Naming convention: lowercase, hyphenated, no spaces. claude-code not Claude Code 0.42. Append a version separately so the user can recognize the agent even when you upgrade.

8. Enumerate windows and panes across all Unterm instances

When the user has multiple Unterm windows open (alpha, bravo, charlie, …), each runs its own MCP server on a different port. Cross-instance discovery is via the ~/.unterm/instances/ directory:

import os, json, glob

def all_instances():
    for path in glob.glob(os.path.expanduser("~/.unterm/instances/*.json")):
        with open(path) as f:
            yield json.load(f)

for inst in all_instances():
    print(f"  {inst['id']:8}  pid={inst['pid']:6}  http=:{inst['http_port']}  cwd={inst.get('cwd')}")

Within one instance, instance.list is the equivalent MCP method (returns the same JSON). instance.info returns just the current one.

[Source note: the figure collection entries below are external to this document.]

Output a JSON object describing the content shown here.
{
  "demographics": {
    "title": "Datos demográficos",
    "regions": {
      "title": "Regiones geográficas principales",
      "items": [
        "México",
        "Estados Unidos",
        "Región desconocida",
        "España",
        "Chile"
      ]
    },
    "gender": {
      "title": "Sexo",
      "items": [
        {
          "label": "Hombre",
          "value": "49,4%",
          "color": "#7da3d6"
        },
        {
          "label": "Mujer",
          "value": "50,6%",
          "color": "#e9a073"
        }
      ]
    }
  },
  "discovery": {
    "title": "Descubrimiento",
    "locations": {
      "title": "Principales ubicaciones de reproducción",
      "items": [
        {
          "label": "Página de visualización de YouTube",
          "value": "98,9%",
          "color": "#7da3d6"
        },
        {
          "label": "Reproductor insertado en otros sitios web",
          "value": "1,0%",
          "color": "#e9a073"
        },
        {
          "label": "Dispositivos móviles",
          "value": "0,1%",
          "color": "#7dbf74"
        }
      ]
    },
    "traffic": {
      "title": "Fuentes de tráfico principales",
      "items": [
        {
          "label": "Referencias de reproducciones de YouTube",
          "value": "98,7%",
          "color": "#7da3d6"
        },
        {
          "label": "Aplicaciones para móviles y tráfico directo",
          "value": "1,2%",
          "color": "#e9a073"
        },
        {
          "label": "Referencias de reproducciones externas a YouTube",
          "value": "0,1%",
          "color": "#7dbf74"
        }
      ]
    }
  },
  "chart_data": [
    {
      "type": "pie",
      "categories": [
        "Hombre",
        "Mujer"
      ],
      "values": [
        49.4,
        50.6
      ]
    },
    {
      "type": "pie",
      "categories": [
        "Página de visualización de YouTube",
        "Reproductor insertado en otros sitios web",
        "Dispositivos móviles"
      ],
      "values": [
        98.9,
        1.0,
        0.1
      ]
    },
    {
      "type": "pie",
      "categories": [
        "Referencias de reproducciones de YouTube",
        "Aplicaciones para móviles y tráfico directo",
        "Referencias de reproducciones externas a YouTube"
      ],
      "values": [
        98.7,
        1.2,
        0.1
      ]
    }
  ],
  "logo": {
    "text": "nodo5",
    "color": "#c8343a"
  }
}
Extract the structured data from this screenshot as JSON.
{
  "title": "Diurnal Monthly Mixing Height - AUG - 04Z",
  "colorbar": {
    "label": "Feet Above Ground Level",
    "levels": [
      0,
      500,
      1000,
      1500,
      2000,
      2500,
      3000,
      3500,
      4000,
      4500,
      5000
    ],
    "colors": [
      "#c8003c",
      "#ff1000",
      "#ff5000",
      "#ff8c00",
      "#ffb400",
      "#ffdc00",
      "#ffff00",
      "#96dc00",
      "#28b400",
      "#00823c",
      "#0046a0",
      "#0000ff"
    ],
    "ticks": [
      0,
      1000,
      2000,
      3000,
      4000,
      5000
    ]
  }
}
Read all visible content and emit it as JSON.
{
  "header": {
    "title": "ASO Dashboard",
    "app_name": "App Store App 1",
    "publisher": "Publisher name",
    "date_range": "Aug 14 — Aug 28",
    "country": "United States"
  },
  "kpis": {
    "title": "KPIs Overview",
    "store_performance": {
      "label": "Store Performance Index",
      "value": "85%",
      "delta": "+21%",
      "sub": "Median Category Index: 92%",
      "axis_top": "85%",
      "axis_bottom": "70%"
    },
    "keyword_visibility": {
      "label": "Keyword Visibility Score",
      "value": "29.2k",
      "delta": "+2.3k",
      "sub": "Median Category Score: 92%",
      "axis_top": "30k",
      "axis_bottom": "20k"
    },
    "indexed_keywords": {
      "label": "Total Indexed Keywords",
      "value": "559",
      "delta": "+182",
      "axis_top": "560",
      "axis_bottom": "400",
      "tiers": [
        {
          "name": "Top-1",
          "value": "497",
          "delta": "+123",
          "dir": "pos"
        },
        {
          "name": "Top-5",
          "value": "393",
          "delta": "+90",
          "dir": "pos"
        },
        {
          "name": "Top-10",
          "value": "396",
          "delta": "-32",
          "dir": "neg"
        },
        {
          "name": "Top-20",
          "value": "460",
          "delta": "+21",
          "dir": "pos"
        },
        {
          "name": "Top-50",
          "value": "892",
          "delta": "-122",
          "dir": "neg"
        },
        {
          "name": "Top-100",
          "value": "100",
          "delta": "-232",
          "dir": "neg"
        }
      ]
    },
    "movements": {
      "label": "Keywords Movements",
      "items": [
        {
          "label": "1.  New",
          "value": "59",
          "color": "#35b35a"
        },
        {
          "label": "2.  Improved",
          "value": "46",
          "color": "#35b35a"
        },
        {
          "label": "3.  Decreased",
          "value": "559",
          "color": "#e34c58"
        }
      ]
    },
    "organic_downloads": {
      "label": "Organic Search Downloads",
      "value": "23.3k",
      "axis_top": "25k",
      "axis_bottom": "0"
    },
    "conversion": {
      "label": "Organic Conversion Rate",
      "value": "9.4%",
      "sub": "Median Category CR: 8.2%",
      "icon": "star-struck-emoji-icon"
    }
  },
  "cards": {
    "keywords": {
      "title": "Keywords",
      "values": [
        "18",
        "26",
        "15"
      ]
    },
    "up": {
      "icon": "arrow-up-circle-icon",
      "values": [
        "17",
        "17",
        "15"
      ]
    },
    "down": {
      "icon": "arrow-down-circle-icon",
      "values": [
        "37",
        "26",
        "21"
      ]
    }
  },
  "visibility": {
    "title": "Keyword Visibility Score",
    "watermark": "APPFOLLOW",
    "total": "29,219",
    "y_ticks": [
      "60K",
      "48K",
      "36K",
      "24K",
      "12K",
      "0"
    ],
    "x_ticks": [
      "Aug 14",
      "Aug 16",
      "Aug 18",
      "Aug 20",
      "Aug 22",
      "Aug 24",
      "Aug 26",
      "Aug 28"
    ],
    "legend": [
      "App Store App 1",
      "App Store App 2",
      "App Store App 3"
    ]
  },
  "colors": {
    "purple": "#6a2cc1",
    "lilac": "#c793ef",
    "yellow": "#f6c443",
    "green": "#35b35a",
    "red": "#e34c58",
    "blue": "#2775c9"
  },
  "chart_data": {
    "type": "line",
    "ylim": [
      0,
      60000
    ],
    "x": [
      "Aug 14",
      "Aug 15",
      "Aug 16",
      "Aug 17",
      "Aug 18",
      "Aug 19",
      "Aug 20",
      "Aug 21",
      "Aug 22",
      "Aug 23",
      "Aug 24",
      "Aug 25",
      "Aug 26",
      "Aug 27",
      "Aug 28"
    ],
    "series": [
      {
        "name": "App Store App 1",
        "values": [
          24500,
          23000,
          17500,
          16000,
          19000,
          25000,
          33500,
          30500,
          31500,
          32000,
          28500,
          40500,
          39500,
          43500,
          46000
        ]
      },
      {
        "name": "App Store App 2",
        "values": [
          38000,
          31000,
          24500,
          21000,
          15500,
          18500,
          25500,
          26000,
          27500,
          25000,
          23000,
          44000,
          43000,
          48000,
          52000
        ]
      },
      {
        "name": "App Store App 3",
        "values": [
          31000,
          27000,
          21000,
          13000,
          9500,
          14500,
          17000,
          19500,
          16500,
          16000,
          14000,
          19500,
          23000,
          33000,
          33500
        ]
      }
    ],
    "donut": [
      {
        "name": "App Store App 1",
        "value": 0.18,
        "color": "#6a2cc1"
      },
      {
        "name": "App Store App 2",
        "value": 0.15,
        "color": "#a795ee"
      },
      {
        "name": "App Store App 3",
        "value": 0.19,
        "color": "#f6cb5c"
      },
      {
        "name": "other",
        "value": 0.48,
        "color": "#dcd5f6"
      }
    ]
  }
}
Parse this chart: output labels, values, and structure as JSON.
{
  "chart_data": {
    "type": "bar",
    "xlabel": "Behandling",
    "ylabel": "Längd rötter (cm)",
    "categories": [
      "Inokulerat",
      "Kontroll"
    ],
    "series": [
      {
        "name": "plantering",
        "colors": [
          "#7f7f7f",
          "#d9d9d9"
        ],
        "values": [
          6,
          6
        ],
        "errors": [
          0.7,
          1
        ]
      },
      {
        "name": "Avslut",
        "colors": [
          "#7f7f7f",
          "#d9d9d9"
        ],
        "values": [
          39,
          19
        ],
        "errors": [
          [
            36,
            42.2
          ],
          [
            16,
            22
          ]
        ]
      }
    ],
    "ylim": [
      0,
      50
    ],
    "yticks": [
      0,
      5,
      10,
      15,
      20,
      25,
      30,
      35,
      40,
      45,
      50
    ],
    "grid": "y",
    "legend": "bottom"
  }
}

9. Drive a profile-bound shell

When a window is bound to an identity profile (v0.13+), every pane in it inherits the profile’s env. Agents can spawn shells in a specific identity:

unterm-cli profile spawn "Work — Acme" --cwd /Volumes/Dev/code/work
# this opens a NEW window bound to the named profile;
# from there the agent connects to that window's MCP port

To find the right port + token for the newly-opened window, watch ~/.unterm/instances/ for a new JSON file appearing.